In practice I have found the maximum sample rate to be 8192Hz when sending FFT (fast fourier transform) data to my PC

DC Offset

The DC offset from the input voltage divider only affects bin[0].

My code automatically subtracts the startup reading from all subsequent readings which allows me to track any changes.

Notes

[1]

https://arduino.stackexchange.com/questions/699/ho...

Step 6: Software

Arduino Software:

Software covering each of the following frequency ranges is attached

fix_FFT_EEG_DC_32Hz.ino
fix_FFT_EEG_DC_64Hz.ino
fix_FFT_EEG_DC_128Hz.ino
fix_FFT_EEG_DC_256Hz.ino
fix_FFT_EEG_DC_512Hz.ino
fix_FFT_EEG_DC_1024Hz.ino
fix_FFT_EEG_DC_2048Hz.ino
fix_FFT_EEG_DC_3200Hz.ino

Copy the contents of your chosen package into a fresh arduino sketch, save it using the same name but without the .ino extension, then upload it to your Arduino.
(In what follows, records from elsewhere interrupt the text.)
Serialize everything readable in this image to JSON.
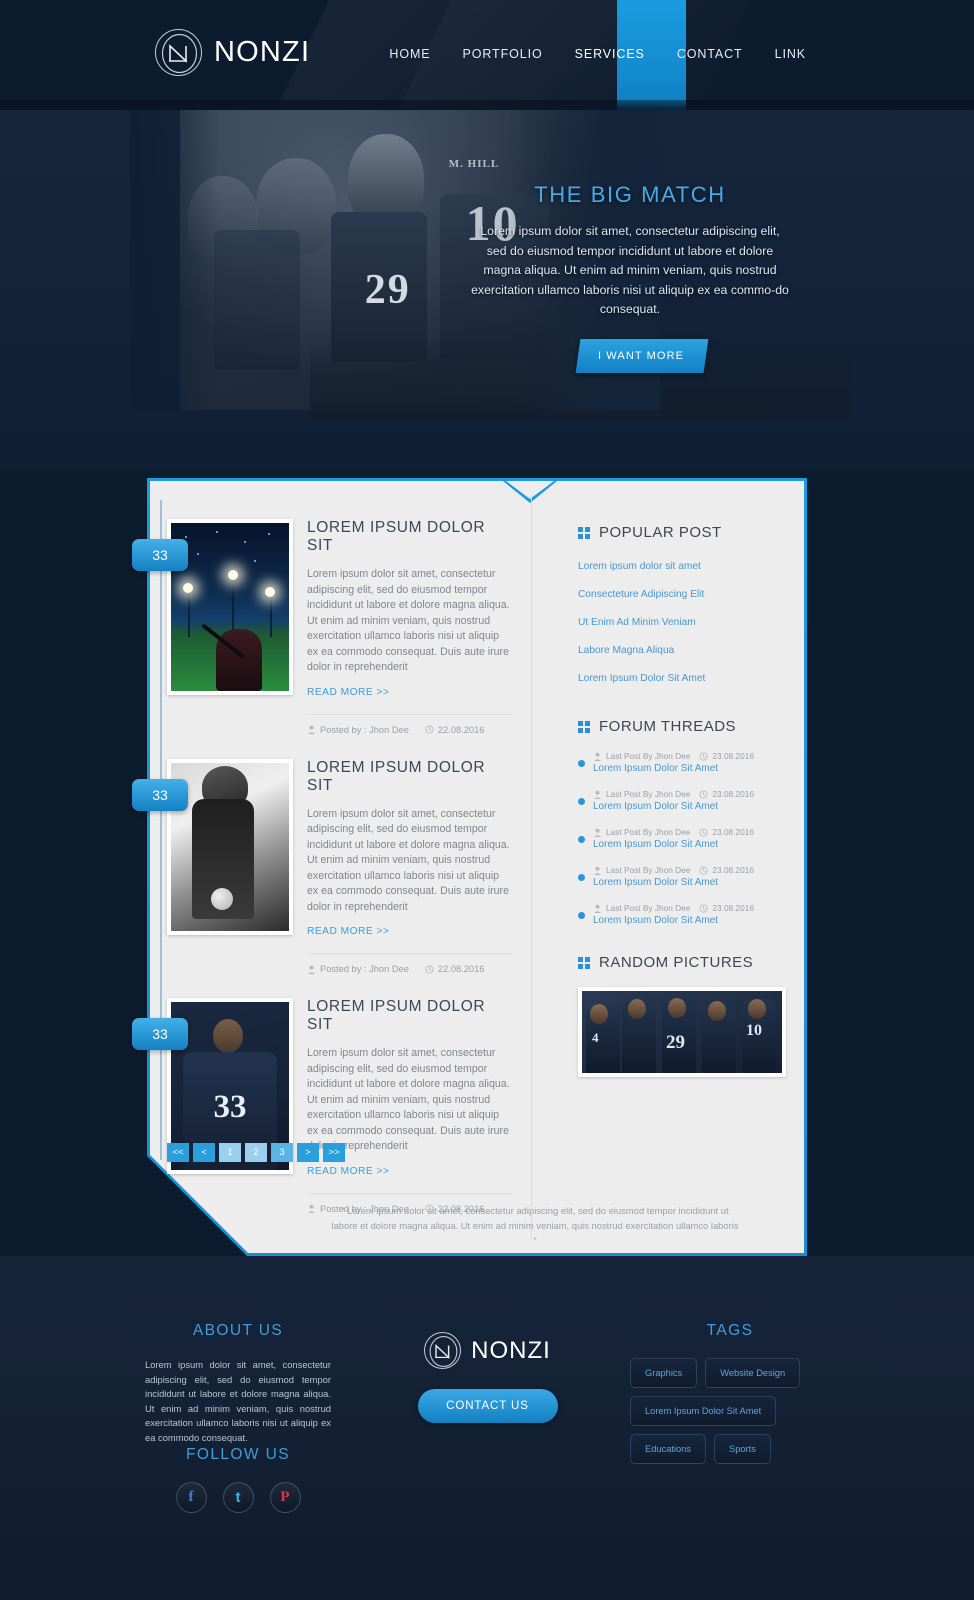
{
  "header": {
    "brand": "NONZI",
    "logo_icon": "nonzi-monogram-icon",
    "nav": [
      {
        "label": "HOME",
        "active": false
      },
      {
        "label": "PORTFOLIO",
        "active": false
      },
      {
        "label": "SERVICES",
        "active": true
      },
      {
        "label": "CONTACT",
        "active": false
      },
      {
        "label": "LINK",
        "active": false
      }
    ]
  },
  "hero": {
    "title": "THE BIG MATCH",
    "text": "Lorem ipsum dolor sit amet, consectetur adipiscing elit, sed do eiusmod tempor incididunt ut labore et dolore magna aliqua. Ut enim ad minim veniam, quis nostrud exercitation ullamco laboris nisi ut aliquip ex ea commo-do consequat.",
    "button": "I WANT MORE",
    "photo_number": "29",
    "photo_number_2": "10",
    "photo_name": "M. HILL"
  },
  "posts": [
    {
      "badge": "33",
      "title": "LOREM IPSUM DOLOR SIT",
      "text": "Lorem ipsum dolor sit amet, consectetur adipiscing elit, sed do eiusmod tempor incididunt ut labore et dolore magna aliqua. Ut enim ad minim veniam, quis nostrud exercitation ullamco laboris nisi ut aliquip ex ea commodo consequat. Duis aute irure dolor in reprehenderit",
      "more": "READ MORE >>",
      "author": "Posted by : Jhon Dee",
      "date": "22.08.2016",
      "thumb": "baseball-night-field-image"
    },
    {
      "badge": "33",
      "title": "LOREM IPSUM DOLOR SIT",
      "text": "Lorem ipsum dolor sit amet, consectetur adipiscing elit, sed do eiusmod tempor incididunt ut labore et dolore magna aliqua. Ut enim ad minim veniam, quis nostrud exercitation ullamco laboris nisi ut aliquip ex ea commodo consequat. Duis aute irure dolor in reprehenderit",
      "more": "READ MORE >>",
      "author": "Posted by : Jhon Dee",
      "date": "22.08.2016",
      "thumb": "softball-player-bw-image"
    },
    {
      "badge": "33",
      "title": "LOREM IPSUM DOLOR SIT",
      "text": "Lorem ipsum dolor sit amet, consectetur adipiscing elit, sed do eiusmod tempor incididunt ut labore et dolore magna aliqua. Ut enim ad minim veniam, quis nostrud exercitation ullamco laboris nisi ut aliquip ex ea commodo consequat. Duis aute irure dolor in reprehenderit",
      "more": "READ MORE >>",
      "author": "Posted by : Jhon Dee",
      "date": "22.08.2016",
      "thumb": "football-player-29-image"
    }
  ],
  "pagination": [
    "<<",
    "<",
    "1",
    "2",
    "3",
    ">",
    ">>"
  ],
  "quote": "“ Lorem ipsum dolor sit amet, consectetur adipiscing elit, sed do eiusmod tempor incididunt ut labore et dolore magna aliqua. Ut enim ad minim veniam, quis nostrud exercitation ullamco laboris ”",
  "sidebar": {
    "popular": {
      "heading": "POPULAR POST",
      "items": [
        "Lorem ipsum dolor sit amet",
        "Consecteture Adipiscing Elit",
        "Ut Enim Ad Minim Veniam",
        "Labore Magna Aliqua",
        "Lorem Ipsum Dolor Sit Amet"
      ]
    },
    "forum": {
      "heading": "FORUM THREADS",
      "items": [
        {
          "meta": "Last Post By Jhon Dee",
          "date": "23.08.2016",
          "title": "Lorem Ipsum Dolor Sit Amet"
        },
        {
          "meta": "Last Post By Jhon Dee",
          "date": "23.08.2016",
          "title": "Lorem Ipsum Dolor Sit Amet"
        },
        {
          "meta": "Last Post By Jhon Dee",
          "date": "23.08.2016",
          "title": "Lorem Ipsum Dolor Sit Amet"
        },
        {
          "meta": "Last Post By Jhon Dee",
          "date": "23.08.2016",
          "title": "Lorem Ipsum Dolor Sit Amet"
        },
        {
          "meta": "Last Post By Jhon Dee",
          "date": "23.08.2016",
          "title": "Lorem Ipsum Dolor Sit Amet"
        }
      ]
    },
    "random": {
      "heading": "RANDOM PICTURES",
      "image": "football-team-huddle-image",
      "jersey_numbers": [
        "4",
        "29",
        "10"
      ]
    }
  },
  "footer": {
    "about": {
      "heading": "ABOUT US",
      "text": "Lorem ipsum dolor sit amet, consectetur adipiscing elit, sed do eiusmod tempor incididunt ut labore et dolore magna aliqua. Ut enim ad minim veniam, quis nostrud exercitation ullamco laboris nisi ut aliquip ex ea commodo consequat."
    },
    "follow": {
      "heading": "FOLLOW US",
      "socials": [
        {
          "name": "facebook-icon",
          "glyph": "f",
          "color": "#4a7ed4"
        },
        {
          "name": "twitter-icon",
          "glyph": "t",
          "color": "#3fb7ef"
        },
        {
          "name": "pinterest-icon",
          "glyph": "P",
          "color": "#d2394a"
        }
      ]
    },
    "brand": "NONZI",
    "contact_button": "CONTACT US",
    "tags": {
      "heading": "TAGS",
      "items": [
        "Graphics",
        "Website Design",
        "Lorem Ipsum Dolor Sit Amet",
        "Educations",
        "Sports"
      ]
    }
  },
  "colors": {
    "accent": "#2a9fdd",
    "accent_light": "#46a9e8",
    "dark_bg": "#101f33",
    "card_bg": "#ededed"
  }
}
The bin-widths in Hz may be found by dividing the maximum package frequency by 32.

For example:

The bin-width for fix_FFT_EEG_DC_256.ino is 256/32=8Hz
The lowest frequency that will appear in say bin[4] of fix_FFT_EEG_DC_256.ino will be 4*8=32Hz
Bin[4]will respond to all frequencies between 32Hz and 39Hz since it is 8Hz wide.
Bin[5] will respond to all frequencies between 5x8 = 40Hz and 47Hz

Processing Software:

In addition to the above software I have included two Processing sketches for displaying all 32 frequency bins (photo 1) against time:

fix_FFT_EEG.pde
fix_FFT_EEG_2.pde

Both packages display what is sent to them.

There is, however, a slight difference ... fix_FFT_EEG.pde automatically removes any DC offset regardless of whether the DC offset has already removed.

Use "fix_FFT_EEG_2.pde" if you specifically want to see the offset.

To run these sketches:

Download and install Processing 3 from https://processing.org/download/
Copy the contents of your chosen package into a fresh Processing sketch, and save it using the same name but without the .pde extension.
Connect your Arduino to one of your PC's USB ports
Finally, click the top-left button on your processing screen [1]

Note

[1]

You will get a run-time error message if Processing can't find your Arduino. Follow the instructions in the fix_FFT_EEG.pde header if this should happen.